On Friday, April 14, the SEC’s five-member commission voted 3-2 to again reopen the comment period on amendments that would alter the definition of an exchange under the Exchange Act Rule 3b-16.
According to the filing, the public has until June 13 to submit comments.
The SEC originally proposed an expanded definition of what qualifies as an exchange back in January 2022. It claimed at the time that this was to “enhance transparency and oversight” over Alternative Trading Systems (ATS). The SEC defined ATS as entities that “trade Treasuries and other government securities under the regulatory umbrella.”
SEC officials have argued that various crypto firms would fall under the proposed definition.
“Make no mistake: many crypto trading platforms already come under the current definition of an exchange and thus have an existing duty to comply with the securities laws. Investors in the crypto markets must receive the same time-tested protections that the securities laws provide in all other markets. I welcome additional public comment on all aspects of the proposal in light of the information in this supplemental release,” SEC Chair Gary Gensler said in a statement.
In May 2022, the commission reopened its comment period, extending the time period that the public is able to weigh in on the proposals.
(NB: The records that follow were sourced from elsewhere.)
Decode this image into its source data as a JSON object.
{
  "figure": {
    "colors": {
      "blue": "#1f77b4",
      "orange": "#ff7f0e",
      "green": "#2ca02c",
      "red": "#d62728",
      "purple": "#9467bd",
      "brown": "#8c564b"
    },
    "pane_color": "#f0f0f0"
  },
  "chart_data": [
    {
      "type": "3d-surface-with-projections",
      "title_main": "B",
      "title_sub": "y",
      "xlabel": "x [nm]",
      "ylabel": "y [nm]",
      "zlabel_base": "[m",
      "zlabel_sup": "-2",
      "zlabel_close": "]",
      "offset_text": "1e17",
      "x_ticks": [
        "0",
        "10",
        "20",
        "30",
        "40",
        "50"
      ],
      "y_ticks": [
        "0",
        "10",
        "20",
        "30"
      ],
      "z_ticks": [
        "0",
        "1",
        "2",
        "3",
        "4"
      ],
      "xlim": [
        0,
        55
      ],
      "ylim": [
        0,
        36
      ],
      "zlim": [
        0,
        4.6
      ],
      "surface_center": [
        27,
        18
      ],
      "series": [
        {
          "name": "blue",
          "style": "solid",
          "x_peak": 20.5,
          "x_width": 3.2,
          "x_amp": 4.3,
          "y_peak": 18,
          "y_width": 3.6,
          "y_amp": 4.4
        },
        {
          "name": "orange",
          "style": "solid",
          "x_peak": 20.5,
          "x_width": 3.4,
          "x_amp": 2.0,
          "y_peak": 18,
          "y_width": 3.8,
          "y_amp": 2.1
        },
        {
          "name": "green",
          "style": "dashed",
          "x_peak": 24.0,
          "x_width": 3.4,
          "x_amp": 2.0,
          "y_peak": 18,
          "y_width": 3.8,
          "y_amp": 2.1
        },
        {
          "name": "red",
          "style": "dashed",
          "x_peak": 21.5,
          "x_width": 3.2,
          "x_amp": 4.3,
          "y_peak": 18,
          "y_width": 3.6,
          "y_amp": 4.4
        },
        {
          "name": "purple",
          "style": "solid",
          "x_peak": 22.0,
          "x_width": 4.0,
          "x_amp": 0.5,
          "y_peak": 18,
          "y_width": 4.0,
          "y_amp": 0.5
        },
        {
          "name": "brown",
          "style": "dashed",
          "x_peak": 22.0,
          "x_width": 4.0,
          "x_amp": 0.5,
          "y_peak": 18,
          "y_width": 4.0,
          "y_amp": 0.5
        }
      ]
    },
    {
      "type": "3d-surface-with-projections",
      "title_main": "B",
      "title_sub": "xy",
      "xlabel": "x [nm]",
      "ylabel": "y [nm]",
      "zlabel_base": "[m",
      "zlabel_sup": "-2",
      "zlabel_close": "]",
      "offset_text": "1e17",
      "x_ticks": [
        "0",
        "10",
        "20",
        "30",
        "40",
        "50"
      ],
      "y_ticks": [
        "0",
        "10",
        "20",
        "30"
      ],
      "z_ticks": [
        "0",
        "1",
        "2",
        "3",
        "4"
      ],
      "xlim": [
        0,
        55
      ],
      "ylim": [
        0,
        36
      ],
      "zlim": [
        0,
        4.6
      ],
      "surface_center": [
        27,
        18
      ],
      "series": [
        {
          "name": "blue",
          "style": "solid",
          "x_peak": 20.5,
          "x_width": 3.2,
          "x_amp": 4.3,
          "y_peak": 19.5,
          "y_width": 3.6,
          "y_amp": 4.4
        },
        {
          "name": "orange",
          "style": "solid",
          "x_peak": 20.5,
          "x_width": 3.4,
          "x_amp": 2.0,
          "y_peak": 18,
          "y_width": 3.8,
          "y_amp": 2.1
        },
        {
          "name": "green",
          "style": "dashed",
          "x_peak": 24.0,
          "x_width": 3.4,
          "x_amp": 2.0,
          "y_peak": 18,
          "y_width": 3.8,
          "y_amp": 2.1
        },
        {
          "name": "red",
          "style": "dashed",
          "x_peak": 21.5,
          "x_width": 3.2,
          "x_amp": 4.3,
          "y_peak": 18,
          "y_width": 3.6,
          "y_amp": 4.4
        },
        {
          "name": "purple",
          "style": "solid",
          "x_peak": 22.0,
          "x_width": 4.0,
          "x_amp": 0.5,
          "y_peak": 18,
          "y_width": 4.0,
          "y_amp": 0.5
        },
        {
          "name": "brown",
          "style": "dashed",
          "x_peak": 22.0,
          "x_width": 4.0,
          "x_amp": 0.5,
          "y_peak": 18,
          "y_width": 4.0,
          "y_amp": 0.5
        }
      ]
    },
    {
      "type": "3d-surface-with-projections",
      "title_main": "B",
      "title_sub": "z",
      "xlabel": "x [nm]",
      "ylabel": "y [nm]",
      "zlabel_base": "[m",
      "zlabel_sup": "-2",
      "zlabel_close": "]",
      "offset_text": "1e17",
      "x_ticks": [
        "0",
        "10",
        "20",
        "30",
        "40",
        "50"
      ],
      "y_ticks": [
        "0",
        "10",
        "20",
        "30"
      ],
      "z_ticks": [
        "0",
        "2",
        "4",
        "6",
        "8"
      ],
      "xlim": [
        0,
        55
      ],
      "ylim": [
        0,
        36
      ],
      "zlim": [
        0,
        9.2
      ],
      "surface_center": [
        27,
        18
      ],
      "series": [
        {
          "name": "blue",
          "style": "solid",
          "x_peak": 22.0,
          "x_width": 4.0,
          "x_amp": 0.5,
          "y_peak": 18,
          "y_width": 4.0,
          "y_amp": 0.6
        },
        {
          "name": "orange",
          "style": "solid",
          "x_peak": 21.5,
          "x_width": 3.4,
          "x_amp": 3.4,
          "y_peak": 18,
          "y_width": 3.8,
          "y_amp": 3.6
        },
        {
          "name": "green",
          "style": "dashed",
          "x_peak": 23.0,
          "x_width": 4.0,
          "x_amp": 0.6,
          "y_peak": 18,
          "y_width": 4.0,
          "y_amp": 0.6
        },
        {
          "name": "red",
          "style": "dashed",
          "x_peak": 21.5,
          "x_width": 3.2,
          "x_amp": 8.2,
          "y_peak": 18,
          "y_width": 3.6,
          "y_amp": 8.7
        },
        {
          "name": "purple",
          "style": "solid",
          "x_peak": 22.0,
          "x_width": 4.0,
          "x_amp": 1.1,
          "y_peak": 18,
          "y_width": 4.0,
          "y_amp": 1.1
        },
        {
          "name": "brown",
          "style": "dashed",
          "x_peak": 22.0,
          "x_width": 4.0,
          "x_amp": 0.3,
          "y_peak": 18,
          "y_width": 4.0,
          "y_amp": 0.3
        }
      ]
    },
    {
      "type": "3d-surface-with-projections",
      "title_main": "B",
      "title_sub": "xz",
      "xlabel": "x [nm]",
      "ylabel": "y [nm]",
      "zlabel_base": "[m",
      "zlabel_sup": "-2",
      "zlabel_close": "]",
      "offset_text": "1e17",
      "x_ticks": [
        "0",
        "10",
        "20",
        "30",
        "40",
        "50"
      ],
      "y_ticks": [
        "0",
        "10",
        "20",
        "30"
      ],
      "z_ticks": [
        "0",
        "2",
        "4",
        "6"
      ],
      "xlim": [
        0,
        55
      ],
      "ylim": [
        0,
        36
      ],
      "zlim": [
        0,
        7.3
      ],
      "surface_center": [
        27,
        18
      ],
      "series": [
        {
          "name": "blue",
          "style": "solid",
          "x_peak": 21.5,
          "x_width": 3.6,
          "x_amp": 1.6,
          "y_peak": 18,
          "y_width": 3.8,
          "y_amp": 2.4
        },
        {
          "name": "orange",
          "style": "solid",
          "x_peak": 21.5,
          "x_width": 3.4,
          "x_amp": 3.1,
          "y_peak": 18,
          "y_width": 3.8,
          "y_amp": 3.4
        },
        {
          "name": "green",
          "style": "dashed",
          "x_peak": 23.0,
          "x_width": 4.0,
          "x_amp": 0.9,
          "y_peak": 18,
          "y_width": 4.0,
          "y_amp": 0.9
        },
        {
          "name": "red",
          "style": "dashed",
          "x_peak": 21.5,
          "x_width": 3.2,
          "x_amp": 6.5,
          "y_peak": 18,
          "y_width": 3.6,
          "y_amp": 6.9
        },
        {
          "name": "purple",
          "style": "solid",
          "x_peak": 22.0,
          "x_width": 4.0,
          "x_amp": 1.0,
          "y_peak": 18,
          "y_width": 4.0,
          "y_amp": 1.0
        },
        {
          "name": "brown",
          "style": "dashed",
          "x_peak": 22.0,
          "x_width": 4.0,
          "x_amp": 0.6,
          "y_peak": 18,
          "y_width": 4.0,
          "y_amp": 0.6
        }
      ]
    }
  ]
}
The period of that extension closed in June.
“The SEC benefits greatly from hearing from the public on proposed regulatory changes. Commenters with diverse views have noted that they would benefit from additional time to review these three proposals,” Gensler said.
In addition to changing regulatory language, the SEC continues to boost its cryptocurrency crime department as the agency cracks down on digital assets.
According to a tweet from the SEC’s careers handle, the commission is looking to hire three new general attorneys in New York, San Francisco and Washington, DC.